4 Aux termes de l'article L. 341-1 du même code : " L'étranger qui arrive en France par la voie ferroviaire, maritime ou aérienne et qui n'est pas autorisé à entrer sur le

territoire français peut être placé dans une zone d'attente située dans une gare ferroviaire ouverte au trafic international figurant sur une liste définie par voie réglementaire, dans un port ou à proximité du lieu de débarquement ou dans un aéroport, pendant le temps strictement nécessaire à son départ. () ". Aux termes de l'article L. 341-2 du même code : " Le placement en zone d'attente est prononcé pour une durée qui ne peut excéder quatre jours par une décision écrite et motivée d'un agent relevant d'une catégorie fixée par voie réglementaire. () ". Aux termes de l'article L. 342-1 du même code : " Le maintien en zone d'attente au-delà de quatre jours à compter de la décision de placement initiale peut être autorisé, par le magistrat du siège du tribunal judiciaire statuant sur l'exercice effectif des droits reconnus à l'étranger, pour une durée qui ne peut être supérieure à huit jours ". Aux termes de l'article L. 342-4 du même code : " A titre exceptionnel ou en cas de volonté délibérée de l'étranger de faire échec à son départ, le maintien en zone d'attente au-delà de douze jours peut être renouvelé, dans les conditions prévues au présent chapitre, par le magistrat du siège du tribunal judiciaire, pour une durée qu'il détermine et qui ne peut être supérieure à huit jours. () ".

5 En l'espèce, il ressort des pièces du dossier que le requérant s'est présenté au poste frontière de l'aéroport d'Orly dépourvu de tout document de voyage valide, n'étant d'ailleurs pas en mesure de démontrer sa véritable identité, que son admission sur le territoire au titre de l'asile a été rejetée et qu'il a été placé à nouveau en zone d'attente en vue de son réacheminement. S'il demande, par sa requête enregistrée le 8 janvier 2025 au juge des référés, de " mettre fin à la privation de liberté " dont il se dit victime, au motif des garanties qu'il présenterait, il résulte des dispositions rappelées au point précédent, que le contrôle de la légalité du placement en zone d'attente des ressortissants étrangers ressort de la compétence exclusive de l'autorité judiciaire.

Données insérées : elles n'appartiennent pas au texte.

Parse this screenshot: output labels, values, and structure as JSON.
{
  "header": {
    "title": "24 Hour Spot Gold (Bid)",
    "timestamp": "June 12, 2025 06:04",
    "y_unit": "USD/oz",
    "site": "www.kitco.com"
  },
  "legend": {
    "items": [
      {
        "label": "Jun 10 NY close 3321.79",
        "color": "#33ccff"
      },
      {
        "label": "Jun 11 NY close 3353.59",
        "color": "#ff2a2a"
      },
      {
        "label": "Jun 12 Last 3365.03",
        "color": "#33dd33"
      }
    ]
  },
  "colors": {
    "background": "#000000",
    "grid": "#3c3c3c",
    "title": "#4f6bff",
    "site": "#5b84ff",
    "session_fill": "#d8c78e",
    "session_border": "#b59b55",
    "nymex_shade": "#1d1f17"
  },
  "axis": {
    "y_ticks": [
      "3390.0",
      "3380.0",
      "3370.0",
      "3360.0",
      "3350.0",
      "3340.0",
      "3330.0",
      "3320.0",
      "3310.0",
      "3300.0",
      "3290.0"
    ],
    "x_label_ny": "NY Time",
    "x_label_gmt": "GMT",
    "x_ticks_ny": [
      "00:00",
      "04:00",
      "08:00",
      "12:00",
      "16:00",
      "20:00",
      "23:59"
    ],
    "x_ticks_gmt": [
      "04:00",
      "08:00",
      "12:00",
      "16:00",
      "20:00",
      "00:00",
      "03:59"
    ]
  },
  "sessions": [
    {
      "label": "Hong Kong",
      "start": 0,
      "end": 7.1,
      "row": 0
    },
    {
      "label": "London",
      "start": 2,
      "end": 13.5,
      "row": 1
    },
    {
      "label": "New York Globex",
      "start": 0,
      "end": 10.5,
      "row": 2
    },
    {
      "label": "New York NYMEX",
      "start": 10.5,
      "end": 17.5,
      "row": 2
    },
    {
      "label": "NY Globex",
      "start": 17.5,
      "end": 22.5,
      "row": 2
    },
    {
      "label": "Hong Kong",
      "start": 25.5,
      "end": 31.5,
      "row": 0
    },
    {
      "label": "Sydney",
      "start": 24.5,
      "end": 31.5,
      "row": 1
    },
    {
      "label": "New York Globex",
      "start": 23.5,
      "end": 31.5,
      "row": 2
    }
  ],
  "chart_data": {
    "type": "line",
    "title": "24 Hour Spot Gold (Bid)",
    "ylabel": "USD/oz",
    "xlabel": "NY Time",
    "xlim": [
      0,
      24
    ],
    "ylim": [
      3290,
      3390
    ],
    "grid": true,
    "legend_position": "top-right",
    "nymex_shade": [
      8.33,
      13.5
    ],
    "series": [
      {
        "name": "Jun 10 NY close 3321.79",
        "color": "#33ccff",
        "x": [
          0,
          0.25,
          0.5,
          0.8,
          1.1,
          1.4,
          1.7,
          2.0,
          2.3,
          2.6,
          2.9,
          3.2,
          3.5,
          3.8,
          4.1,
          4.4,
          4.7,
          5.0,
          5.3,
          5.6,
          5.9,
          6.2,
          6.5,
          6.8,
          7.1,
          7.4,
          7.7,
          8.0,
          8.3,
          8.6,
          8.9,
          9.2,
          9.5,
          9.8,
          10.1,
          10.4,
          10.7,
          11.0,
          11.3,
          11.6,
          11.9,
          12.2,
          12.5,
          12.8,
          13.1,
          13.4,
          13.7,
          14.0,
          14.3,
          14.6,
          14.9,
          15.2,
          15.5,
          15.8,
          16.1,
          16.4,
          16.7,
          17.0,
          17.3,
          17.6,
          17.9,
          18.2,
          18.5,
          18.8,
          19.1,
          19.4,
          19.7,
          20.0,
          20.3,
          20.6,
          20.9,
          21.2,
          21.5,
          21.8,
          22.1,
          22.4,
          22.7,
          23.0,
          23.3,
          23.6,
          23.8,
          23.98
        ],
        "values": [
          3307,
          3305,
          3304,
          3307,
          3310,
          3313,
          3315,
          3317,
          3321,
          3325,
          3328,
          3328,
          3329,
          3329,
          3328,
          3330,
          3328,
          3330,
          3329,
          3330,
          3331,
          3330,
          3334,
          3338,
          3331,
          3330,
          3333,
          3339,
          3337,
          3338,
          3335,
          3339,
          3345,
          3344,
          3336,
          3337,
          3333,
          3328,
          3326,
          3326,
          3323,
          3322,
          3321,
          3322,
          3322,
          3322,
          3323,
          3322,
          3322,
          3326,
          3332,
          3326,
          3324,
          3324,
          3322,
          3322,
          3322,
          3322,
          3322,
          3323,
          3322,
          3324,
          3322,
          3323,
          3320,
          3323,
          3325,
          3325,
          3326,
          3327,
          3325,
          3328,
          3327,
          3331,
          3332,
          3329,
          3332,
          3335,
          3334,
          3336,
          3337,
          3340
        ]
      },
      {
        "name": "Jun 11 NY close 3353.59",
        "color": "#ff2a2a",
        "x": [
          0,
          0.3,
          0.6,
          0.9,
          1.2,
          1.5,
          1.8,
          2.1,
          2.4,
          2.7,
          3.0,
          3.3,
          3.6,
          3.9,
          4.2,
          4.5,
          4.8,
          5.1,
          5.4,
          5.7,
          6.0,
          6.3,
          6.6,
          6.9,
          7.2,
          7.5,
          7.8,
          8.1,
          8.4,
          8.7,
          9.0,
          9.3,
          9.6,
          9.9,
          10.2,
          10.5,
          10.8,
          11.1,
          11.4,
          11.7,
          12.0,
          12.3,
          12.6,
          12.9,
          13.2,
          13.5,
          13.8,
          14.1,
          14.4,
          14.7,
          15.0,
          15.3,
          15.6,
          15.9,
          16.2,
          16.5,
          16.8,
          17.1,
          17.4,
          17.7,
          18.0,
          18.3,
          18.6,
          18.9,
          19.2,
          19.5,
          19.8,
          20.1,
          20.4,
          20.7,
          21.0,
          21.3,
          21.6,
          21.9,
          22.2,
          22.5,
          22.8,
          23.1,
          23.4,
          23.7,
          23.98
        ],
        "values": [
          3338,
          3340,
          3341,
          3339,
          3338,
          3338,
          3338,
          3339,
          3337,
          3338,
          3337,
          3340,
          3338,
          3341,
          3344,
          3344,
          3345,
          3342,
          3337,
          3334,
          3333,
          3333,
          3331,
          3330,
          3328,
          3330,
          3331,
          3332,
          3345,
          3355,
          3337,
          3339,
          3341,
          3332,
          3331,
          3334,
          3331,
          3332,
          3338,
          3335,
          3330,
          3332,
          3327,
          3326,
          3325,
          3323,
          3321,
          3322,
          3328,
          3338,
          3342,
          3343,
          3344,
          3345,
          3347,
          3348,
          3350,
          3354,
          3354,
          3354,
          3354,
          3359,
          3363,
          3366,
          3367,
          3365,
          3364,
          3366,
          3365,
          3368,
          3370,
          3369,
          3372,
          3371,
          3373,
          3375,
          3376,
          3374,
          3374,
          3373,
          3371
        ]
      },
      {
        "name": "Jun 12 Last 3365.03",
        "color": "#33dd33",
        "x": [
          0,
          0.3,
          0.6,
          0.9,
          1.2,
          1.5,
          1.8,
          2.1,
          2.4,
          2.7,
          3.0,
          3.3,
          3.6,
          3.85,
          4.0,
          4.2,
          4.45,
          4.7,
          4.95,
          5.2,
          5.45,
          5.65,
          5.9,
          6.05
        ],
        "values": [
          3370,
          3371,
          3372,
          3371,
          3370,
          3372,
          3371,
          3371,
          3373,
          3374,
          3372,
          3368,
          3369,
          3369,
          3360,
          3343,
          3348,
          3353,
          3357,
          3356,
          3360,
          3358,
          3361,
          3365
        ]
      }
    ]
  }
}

6 Par suite, la requête de la personne disant se nommer M. B A ne pourra qu'être rejetée, selon la procédure de l'article L. 522-3 du code de justice administrative, comme étant portée devant une juridiction incompétente pour en connaître.

O R D O N N E :

Article 1er : La requête de la personne disant se nommer M. B A est rejetée.

Article 2 : La présente ordonnance sera notifiée à la personne disant se nommer M. B A et au ministre d'Etat, ministre de l'intérieur.

Le juge des référés,

Signé : M. Aymard

La République mande et ordonne au ministre d'Etat, ministre de l'intérieur en ce qui le concerne ou à tous commissaires de justice à ce requis en ce qui concerne les voies de droit commun contre les parties privées de pourvoir à l'exécution de la présente décision.